Molecular subtype classification of urothelial carcinoma in Lynch syndrome

Lynch syndrome confers an increased risk for urothelial carcinoma ( UC ). Molecular subtypes may be relevant to prognosis and therapeutic possibilities, but have to date not been defined in Lynch syndrome‐associated urothelial cancer. We aimed to provide a molecular description of Lynch syndrome‐associated UC . Thus, Lynch syndrome‐associated UC s of the upper urinary tract and the urinary bladder were identified in the Danish hereditary nonpolyposis colorectal cancer ( HNPCC ) register and were transcriptionally and immunohistochemically profiled and further related to data from 307 sporadic urothelial carcinomas. Whole‐genome mRNA expression profiles of 41 tumors and immunohistochemical stainings against FGFR 3, KRT 5, CCNB 1, RB 1, and CDKN 2A (p16) of 37 tumors from patients with Lynch syndrome were generated. Pathological data, microsatellite instability, anatomic location, and overall survival data were analyzed and compared with sporadic bladder cancer. The 41 Lynch syndrome‐associated UC developed at a mean age of 61 years with 59% women. mRNA expression profiling and immunostaining classified the majority of the Lynch syndrome‐associated UC as urothelial‐like tumors with only 20% being genomically unstable, basal/SCC‐like, or other subtypes.
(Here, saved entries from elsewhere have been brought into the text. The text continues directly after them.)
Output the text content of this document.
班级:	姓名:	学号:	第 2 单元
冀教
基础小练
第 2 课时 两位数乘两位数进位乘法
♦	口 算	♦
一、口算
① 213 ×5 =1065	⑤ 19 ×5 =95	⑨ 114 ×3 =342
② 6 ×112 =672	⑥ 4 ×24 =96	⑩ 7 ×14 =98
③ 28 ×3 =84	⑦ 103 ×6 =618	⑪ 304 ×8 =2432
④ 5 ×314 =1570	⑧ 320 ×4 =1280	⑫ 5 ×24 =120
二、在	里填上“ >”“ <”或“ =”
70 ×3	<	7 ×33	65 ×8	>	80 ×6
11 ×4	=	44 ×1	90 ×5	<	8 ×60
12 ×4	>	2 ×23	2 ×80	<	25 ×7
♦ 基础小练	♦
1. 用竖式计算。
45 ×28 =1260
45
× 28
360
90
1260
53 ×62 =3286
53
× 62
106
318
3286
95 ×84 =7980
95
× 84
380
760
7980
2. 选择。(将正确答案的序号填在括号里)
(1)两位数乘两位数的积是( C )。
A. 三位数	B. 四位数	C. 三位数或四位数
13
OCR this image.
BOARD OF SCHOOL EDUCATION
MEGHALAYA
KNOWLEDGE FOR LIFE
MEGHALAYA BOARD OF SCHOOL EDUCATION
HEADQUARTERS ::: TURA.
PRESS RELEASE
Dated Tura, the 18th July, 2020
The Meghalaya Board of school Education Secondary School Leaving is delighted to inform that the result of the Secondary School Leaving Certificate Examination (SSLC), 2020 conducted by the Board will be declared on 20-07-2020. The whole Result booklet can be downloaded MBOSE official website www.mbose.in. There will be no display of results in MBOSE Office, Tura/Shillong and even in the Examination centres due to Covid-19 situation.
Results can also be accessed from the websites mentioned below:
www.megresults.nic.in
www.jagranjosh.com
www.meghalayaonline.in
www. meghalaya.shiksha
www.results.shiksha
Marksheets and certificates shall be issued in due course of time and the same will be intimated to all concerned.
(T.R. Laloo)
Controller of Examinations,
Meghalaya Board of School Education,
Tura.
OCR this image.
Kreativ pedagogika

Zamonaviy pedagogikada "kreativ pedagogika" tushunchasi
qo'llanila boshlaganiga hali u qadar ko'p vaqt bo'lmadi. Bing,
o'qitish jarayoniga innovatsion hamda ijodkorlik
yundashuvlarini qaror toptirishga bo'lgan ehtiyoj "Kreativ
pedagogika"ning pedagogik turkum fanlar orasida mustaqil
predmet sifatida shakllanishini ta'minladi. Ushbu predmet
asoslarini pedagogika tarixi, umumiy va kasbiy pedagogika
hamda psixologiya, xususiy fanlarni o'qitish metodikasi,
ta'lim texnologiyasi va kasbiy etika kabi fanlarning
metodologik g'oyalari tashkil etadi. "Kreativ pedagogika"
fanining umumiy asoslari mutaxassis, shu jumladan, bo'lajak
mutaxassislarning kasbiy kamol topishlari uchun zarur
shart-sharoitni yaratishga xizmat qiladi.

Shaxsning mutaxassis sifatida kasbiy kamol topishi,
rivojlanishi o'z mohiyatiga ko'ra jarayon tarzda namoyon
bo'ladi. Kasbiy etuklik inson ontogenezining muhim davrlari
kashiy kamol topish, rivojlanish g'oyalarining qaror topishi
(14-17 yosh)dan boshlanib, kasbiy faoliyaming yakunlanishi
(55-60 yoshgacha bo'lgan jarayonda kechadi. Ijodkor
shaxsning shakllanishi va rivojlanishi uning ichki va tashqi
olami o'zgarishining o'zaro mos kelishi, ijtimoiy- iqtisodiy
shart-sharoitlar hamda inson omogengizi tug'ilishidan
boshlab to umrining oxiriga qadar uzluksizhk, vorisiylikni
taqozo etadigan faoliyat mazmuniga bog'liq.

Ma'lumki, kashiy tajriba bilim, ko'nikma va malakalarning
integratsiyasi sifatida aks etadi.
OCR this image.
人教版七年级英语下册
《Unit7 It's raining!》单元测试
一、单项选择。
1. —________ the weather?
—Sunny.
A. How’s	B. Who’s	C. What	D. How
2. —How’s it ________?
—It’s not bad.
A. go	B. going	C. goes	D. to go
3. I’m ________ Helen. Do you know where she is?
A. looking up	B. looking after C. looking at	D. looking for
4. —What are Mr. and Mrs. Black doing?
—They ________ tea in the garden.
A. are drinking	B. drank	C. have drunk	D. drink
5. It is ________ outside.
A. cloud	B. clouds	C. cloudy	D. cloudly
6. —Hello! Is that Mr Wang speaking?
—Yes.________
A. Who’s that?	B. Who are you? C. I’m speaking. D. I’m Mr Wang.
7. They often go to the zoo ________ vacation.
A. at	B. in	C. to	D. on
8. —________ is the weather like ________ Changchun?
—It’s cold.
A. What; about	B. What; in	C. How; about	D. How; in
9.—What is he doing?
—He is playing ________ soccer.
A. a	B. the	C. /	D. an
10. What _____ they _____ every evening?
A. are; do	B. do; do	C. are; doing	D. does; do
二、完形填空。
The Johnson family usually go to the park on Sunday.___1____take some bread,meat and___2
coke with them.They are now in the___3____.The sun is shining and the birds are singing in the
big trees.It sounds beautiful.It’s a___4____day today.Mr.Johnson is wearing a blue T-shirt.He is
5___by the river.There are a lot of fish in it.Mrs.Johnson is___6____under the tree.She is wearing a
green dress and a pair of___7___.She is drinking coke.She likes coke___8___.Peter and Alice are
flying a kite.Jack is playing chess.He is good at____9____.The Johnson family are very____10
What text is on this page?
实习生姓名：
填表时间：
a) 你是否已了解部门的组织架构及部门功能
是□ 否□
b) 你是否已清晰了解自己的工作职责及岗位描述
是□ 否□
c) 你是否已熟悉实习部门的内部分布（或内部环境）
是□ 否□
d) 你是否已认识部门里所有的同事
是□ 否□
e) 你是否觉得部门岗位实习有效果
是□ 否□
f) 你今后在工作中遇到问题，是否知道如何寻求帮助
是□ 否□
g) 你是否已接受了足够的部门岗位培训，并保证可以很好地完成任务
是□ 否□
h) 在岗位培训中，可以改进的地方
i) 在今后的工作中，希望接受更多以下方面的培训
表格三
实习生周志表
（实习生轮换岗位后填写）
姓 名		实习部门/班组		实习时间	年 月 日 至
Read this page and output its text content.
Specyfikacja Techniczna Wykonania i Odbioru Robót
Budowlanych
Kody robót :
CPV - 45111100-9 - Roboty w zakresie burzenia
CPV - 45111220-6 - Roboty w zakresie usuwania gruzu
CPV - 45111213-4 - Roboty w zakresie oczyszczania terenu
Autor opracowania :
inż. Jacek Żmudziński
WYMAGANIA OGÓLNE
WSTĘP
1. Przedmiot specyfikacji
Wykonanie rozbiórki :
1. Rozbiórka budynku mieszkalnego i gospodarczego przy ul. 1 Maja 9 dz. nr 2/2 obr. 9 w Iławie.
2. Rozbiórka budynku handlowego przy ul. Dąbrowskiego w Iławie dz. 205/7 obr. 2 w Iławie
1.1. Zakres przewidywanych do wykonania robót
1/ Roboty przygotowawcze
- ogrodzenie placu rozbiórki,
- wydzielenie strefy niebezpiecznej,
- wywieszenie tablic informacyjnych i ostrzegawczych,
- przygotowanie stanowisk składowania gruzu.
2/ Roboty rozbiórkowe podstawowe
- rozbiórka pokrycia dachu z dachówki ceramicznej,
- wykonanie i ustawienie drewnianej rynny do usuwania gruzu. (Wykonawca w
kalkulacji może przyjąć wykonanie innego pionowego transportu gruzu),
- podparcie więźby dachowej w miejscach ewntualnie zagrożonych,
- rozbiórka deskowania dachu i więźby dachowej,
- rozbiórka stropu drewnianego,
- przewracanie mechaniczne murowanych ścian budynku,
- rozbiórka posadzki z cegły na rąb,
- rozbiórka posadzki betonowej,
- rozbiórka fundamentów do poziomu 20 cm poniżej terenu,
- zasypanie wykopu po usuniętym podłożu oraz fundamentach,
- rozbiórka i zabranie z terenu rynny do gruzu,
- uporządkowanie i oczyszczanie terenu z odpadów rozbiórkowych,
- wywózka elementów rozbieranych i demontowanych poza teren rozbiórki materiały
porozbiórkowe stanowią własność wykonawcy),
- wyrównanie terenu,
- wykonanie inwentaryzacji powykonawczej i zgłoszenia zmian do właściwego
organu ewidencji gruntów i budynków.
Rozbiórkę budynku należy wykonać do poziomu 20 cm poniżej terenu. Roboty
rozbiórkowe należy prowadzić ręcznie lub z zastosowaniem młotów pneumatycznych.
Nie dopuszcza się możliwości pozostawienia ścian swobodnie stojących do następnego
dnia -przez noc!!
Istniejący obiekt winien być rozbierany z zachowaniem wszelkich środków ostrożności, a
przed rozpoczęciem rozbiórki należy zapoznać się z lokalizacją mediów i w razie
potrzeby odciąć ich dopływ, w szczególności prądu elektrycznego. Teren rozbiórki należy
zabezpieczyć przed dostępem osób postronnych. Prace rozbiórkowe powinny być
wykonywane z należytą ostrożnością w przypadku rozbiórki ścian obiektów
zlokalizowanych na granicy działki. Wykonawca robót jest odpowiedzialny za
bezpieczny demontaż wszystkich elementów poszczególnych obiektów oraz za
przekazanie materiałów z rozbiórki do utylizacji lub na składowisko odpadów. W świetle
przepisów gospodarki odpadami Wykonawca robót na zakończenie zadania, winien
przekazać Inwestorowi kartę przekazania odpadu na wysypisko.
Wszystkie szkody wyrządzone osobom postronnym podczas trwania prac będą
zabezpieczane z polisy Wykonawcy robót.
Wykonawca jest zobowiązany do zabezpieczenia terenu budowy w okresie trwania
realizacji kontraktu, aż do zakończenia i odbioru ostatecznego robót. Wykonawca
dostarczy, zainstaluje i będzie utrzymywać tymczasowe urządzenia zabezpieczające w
The subtypes were associated with stage, grade, and microsatellite instability. Comparison to larger datasets revealed that Lynch syndrome‐associated UC shares molecular similarities with sporadic UC . In conclusion, transcriptomic and immunohistochemical profiling identifies a predominance of the urothelial‐like molecular subtype in Lynch syndrome and reveals that the molecular subtypes of sporadic bladder cancer are relevant also within this hereditary, mismatch‐repair defective subset.